Changes in the Cerebrospinal Fluid and Plasma Lipidome in Patients with Rett Syndrome
Martina Zandl-Lang,
Thomas Züllig,
Martin Trötzmüller,
Yvonne Naegelin,
Lucia Abela,
Bernd Wilken,
Sabine Scholl-Buergi,
Daniela Karall,
Ludwig Kappos,
Harald Köfeler,
Barbara Plecko
Affiliations
Martina Zandl-Lang
Department of Paediatrics and Adolescent Medicine, Division of General Paediatrics, University Childrens’ Hospital Graz, Medical University of Graz, 8036 Graz, Austria
Thomas Züllig
Institute of Molecular Biosciences, NAWI Graz, University of Graz, 8010 Graz, Austria
Martin Trötzmüller
Core Facility Mass Spectrometry, Medical University of Graz, 8010 Graz, Austria
Yvonne Naegelin
Neurologic Clinic and Policlinic, Departments of Medicine, Biomedicine, and Clinical Research, University Hospital Basel, University of Basel, 4031 Basel, Switzerland
Lucia Abela
Department of Child Neurology, University Children’s Hospital Zurich, 8032 Zurich, Switzerland
Bernd Wilken
Department of Pediatric Neurology, Klinikum Kassel, 34125 Kassel, Germany
Sabine Scholl-Buergi
Clinic for Paediatrics I, Inherited Metabolic Disorders, Medical, University of Innsbruck, 6020 Innsbruck, Austria
Daniela Karall
Clinic for Paediatrics I, Inherited Metabolic Disorders, Medical, University of Innsbruck, 6020 Innsbruck, Austria
Ludwig Kappos
Neurologic Clinic and Policlinic, Departments of Medicine, Biomedicine, and Clinical Research, University Hospital Basel, University of Basel, 4031 Basel, Switzerland
Harald Köfeler
Core Facility Mass Spectrometry, Medical University of Graz, 8010 Graz, Austria
Barbara Plecko
Department of Paediatrics and Adolescent Medicine, Division of General Paediatrics, University Childrens’ Hospital Graz, Medical University of Graz, 8036 Graz, Austria
Rett syndrome (RTT) is defined as a rare disease caused by mutations of the methyl-CpG binding protein 2 (MECP2).

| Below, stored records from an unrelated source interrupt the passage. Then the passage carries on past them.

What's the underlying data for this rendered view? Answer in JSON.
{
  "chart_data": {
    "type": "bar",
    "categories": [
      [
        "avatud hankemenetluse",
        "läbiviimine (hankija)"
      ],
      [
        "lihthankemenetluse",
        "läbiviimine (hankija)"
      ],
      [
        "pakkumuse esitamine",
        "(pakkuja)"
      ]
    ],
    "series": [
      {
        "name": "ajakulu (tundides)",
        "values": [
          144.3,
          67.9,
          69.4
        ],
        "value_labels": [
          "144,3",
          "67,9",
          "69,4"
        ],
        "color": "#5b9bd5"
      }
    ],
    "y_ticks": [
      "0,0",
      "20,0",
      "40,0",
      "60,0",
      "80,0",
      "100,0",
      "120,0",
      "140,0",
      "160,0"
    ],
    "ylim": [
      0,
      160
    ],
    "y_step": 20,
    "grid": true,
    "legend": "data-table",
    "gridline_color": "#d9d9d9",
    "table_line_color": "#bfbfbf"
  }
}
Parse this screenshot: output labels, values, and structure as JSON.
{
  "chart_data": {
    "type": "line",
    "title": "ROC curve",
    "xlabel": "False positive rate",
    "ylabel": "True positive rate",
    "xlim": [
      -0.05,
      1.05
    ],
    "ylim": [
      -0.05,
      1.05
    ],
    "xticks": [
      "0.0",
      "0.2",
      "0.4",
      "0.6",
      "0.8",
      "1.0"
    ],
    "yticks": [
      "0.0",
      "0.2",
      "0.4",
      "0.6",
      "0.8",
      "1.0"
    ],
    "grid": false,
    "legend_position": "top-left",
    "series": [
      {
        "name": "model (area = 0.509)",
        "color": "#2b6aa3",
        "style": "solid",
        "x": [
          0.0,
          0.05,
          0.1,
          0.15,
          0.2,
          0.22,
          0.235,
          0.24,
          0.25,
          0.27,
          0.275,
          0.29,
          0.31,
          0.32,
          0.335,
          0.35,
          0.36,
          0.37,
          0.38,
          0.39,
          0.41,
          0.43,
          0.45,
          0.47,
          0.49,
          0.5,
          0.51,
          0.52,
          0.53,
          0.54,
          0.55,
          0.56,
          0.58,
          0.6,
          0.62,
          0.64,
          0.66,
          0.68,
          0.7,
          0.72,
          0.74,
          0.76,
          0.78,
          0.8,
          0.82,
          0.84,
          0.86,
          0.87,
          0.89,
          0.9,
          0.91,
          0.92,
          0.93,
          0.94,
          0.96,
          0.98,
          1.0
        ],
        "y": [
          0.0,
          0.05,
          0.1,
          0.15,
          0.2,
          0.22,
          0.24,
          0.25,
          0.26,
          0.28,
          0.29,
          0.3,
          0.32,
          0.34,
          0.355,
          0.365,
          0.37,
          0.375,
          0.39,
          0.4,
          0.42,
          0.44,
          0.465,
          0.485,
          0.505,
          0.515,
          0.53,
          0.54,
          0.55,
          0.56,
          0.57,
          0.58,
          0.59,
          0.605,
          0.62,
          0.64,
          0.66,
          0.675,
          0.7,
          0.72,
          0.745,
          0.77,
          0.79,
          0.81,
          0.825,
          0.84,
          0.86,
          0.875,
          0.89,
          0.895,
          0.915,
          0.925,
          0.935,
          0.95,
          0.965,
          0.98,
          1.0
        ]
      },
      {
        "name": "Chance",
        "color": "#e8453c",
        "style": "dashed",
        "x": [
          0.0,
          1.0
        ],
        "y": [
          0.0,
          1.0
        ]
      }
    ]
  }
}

It is one of the most common causes of genetic mental retardation in girls, characterized by normal early psychomotor development, followed by severe neurologic regression. Hitherto, RTT lacks a specific biomarker, but altered lipid homeostasis has been found in RTT model mice as well as in RTT patients. We performed LC-MS/MS lipidomics analysis to investigate the cerebrospinal fluid (CSF) and plasma composition of patients with RTT for biochemical variations compared to healthy controls. In all seven RTT patients, we found decreased CSF cholesterol levels compared to age-matched controls (n = 13), whereas plasma cholesterol levels were within the normal range in all 13 RTT patients compared to 18 controls. Levels of phospholipid (PL) and sphingomyelin (SM) species were decreased in CSF of RTT patients, whereas the lipidomics profile of plasma samples was unaltered in RTT patients compared to healthy controls. This study shows that the CSF lipidomics profile is altered in RTT, which is the basis for future (functional) studies to validate selected lipid species as CSF biomarkers for RTT.